Teresa Ellen Gorman (néeMoore; 30 September 1931 – 28 August 2015) was a British politician. She was ConservativeMember of Parliament (MP) for Billericay, in the county of Essex, from 1987 to 2001 when she stood down. She was a leading figure in the rebellions over the Maastricht Treaty that nearly brought down John Major's government. She worked in both education and business.
Early life
Gorman was born Teresa Ellen Moore in Putney, London, England.[1] Her father was a demolition contractor, her mother a waitress. She was educated at Fulham County School in London,[2] leaving the all-girls grammar school at 16, at her parents' insistence to start work. She then trained to teach at BrightonTeacher Training College, qualifying in 1951. While working as a teacher, she studied biology and zoology part-time at University College London, graduating with first class honours.[3]
After marrying her first husband, James Gorman, whose surname she would keep throughout her life, she worked on an exchange programme in New York City.[citation needed] Besides teaching she ran a business selling teaching aids, Banta,[2] and was involved in property development with her first husband.[citation needed]
Political career
Under her maiden name Moore, Gorman attempted to enter the House of Commons as an Independent candidate for the Conservative-held seat of Streatham in the October 1974 general election, polling 210 votes.[3] In the same year she founded (and later chaired) the Alliance of Small Firms & Self-Employed People. She later sat as an elected member of Westminster City Council from 1982 to 1986.[2]
Gorman was elected to the House of Commons in the 1987 election. When she sought the candidature for Billericay in 1986, she claimed to have been born in 1941, aged 45, rather than 1931, aged 55, believing this would increase her chances.[4] The night after she was elected she appeared on a notable edition of the Channel 4 late-night discussion programme After Dark when she "stormed off the set".[5]
In 1992, Gorman introduced an amendment to the Representation of the People Act under the Ten Minute Rule to give two seats to each constituency, one for a male MP and one for a female. The amendment received only a first reading. She was a prominent figure in the group of Conservative rebels over European issues. In 1994, she had the Conservative whip withdrawn for refusing to back the EC Finance Bill.[6]
In February 2000, she was suspended from the House of Commons for a month for failing to disclose on the Register of Members Interests between 1987 and 1994 three rented properties in south London and for her failure to register two rented-out properties in Portugal from 1987 to 1999. The Commons' Standards and Privileges Committee also found she should not have introduced a Ten Minute Rule Bill in 1990 proposing the repeal of the Rent Acts without registering and declaring a financial interest.[4]

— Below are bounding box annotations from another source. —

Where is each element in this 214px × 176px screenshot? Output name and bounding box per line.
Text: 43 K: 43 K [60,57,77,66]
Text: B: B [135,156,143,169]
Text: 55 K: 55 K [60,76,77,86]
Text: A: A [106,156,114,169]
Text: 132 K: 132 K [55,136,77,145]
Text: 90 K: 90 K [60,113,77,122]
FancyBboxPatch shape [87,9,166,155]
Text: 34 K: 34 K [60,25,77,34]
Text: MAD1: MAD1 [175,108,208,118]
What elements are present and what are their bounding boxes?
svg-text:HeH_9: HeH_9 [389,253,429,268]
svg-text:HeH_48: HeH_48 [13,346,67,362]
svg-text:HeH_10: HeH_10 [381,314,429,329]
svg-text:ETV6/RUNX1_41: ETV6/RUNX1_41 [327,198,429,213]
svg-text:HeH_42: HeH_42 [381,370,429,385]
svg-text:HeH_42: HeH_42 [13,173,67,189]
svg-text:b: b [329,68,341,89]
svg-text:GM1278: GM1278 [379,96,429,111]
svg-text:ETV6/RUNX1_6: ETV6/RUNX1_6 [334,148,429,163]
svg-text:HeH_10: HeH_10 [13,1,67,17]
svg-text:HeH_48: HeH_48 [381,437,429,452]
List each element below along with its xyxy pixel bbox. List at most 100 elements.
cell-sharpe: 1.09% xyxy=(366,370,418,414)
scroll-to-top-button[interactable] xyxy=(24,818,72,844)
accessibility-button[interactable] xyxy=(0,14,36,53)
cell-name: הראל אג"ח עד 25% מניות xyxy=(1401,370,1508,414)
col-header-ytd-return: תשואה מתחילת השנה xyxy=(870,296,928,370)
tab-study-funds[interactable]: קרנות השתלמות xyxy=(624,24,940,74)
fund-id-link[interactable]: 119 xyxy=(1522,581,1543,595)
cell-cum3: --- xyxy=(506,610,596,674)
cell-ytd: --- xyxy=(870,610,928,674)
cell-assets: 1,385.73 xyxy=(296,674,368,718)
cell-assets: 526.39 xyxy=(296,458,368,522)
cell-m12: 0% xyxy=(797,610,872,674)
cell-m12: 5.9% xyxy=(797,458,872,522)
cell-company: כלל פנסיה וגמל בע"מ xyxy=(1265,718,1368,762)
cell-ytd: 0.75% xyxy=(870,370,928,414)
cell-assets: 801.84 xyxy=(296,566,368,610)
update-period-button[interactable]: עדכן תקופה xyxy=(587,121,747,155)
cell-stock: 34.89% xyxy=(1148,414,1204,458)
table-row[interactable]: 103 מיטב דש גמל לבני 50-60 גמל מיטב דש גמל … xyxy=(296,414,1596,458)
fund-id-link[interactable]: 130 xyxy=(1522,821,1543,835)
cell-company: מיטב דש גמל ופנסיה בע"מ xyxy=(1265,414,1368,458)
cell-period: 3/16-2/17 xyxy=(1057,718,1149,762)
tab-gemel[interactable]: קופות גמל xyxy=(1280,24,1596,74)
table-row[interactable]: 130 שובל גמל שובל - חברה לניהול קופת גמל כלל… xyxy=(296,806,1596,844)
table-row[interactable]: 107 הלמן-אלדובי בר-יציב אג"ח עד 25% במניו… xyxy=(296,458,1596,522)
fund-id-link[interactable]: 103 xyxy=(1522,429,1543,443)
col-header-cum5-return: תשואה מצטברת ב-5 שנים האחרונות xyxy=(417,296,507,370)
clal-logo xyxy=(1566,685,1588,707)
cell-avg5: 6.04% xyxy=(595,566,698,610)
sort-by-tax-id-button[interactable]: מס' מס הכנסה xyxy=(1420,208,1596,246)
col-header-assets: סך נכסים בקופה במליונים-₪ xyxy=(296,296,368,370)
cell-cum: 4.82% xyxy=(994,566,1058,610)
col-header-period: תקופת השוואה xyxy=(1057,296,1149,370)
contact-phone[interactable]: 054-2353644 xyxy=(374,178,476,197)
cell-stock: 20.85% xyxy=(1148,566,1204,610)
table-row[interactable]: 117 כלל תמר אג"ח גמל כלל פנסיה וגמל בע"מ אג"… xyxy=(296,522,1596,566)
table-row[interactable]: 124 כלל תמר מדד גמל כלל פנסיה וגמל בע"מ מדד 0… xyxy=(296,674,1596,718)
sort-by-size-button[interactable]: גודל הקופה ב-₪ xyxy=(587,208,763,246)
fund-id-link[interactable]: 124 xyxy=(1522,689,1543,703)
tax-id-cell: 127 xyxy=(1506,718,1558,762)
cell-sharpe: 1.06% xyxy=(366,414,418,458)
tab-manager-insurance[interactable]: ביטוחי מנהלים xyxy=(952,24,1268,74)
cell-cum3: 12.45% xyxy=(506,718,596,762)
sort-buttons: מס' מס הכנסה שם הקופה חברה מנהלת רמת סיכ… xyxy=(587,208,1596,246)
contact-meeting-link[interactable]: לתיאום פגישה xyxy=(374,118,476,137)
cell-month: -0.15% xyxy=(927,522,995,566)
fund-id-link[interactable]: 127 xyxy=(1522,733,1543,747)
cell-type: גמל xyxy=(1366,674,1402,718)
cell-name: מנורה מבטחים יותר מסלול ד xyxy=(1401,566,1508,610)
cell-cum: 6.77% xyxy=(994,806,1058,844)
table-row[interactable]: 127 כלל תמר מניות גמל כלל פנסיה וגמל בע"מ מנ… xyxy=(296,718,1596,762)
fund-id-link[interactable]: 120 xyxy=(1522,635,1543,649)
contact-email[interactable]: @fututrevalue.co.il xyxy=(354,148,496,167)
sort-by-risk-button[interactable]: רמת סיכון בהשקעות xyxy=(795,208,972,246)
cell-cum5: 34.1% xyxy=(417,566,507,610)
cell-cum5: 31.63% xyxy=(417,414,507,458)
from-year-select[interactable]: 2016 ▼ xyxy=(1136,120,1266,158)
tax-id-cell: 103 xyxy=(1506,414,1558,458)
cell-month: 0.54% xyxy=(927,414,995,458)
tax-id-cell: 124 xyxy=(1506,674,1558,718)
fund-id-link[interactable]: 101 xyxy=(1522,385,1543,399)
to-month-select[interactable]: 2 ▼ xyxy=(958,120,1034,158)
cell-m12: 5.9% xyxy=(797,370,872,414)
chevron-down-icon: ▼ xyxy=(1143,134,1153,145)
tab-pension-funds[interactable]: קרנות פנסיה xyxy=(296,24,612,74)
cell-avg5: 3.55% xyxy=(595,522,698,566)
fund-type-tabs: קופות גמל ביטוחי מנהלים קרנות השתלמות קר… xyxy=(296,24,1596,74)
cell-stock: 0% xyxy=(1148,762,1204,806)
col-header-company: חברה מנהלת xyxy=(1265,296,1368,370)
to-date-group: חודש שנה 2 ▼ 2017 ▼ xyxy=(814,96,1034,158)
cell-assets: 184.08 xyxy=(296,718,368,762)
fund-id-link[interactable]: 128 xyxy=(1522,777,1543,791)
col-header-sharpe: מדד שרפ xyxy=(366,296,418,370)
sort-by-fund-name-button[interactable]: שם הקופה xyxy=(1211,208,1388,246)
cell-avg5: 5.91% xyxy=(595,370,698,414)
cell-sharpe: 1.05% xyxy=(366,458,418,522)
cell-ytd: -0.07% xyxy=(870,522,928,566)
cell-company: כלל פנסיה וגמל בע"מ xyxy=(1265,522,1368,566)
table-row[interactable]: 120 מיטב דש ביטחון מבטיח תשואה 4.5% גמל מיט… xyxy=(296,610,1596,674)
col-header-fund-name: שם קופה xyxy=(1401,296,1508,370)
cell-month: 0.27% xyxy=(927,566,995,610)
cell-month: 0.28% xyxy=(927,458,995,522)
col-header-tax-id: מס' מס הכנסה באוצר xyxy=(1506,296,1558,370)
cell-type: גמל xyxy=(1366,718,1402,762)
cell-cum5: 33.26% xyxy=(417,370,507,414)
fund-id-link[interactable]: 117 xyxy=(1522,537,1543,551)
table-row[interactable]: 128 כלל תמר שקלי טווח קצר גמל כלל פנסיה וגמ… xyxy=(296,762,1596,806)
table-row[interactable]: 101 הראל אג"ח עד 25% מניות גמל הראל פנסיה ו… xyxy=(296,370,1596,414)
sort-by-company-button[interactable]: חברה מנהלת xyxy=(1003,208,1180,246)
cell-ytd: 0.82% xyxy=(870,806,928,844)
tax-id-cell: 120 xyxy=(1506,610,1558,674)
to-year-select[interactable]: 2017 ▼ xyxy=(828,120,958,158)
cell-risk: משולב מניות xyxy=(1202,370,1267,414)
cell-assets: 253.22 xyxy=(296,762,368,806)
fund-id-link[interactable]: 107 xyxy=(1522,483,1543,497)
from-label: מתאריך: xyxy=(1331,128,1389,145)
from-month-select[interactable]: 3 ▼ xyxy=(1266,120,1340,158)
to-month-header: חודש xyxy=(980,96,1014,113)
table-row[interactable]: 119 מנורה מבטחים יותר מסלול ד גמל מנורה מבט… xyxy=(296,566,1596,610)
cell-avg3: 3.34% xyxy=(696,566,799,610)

Considered an able but maverick politician, Gorman was known for her public endorsement of hormone replacement therapy[4] her tattooed eyebrows (she shaved them off as a teenager and they never grew back) and her belief that rapists should be castrated.[8]
Censure by the House of Commons Standards & Privileges Committee
Gorman was censured by the House of Commons Standards and Privileges Committee for a failure to declare a relevant interest and other breaches of the code of conduct.[4]
The committee found that she failed to declare that her husband Jim Gorman owned three properties in London when she proposed the repeal of the Rents Act. Moreover, during its investigation the privileges committee MPs found she gave "seriously misleading and inaccurate information", breached the code of conduct for members and improperly contacted witnesses. She subsequently announced her resignation from Parliament, although her retirement was also influenced by caring for her husband Jim, who had cancer.[citation needed]
Personal life
Teresa and James Gorman were married on 18 October 1952. He died of cancer in 2008. On her birthday in 2010, she married Peter Clarke, a Scottish widower, who survived her until January 2017.[11] Clarke was a columnist for Private Eye and a wildlife activist.[12]
She had no children.[13] In Who's Who (2014) she did not detail her marital status beyond "married".[2][14]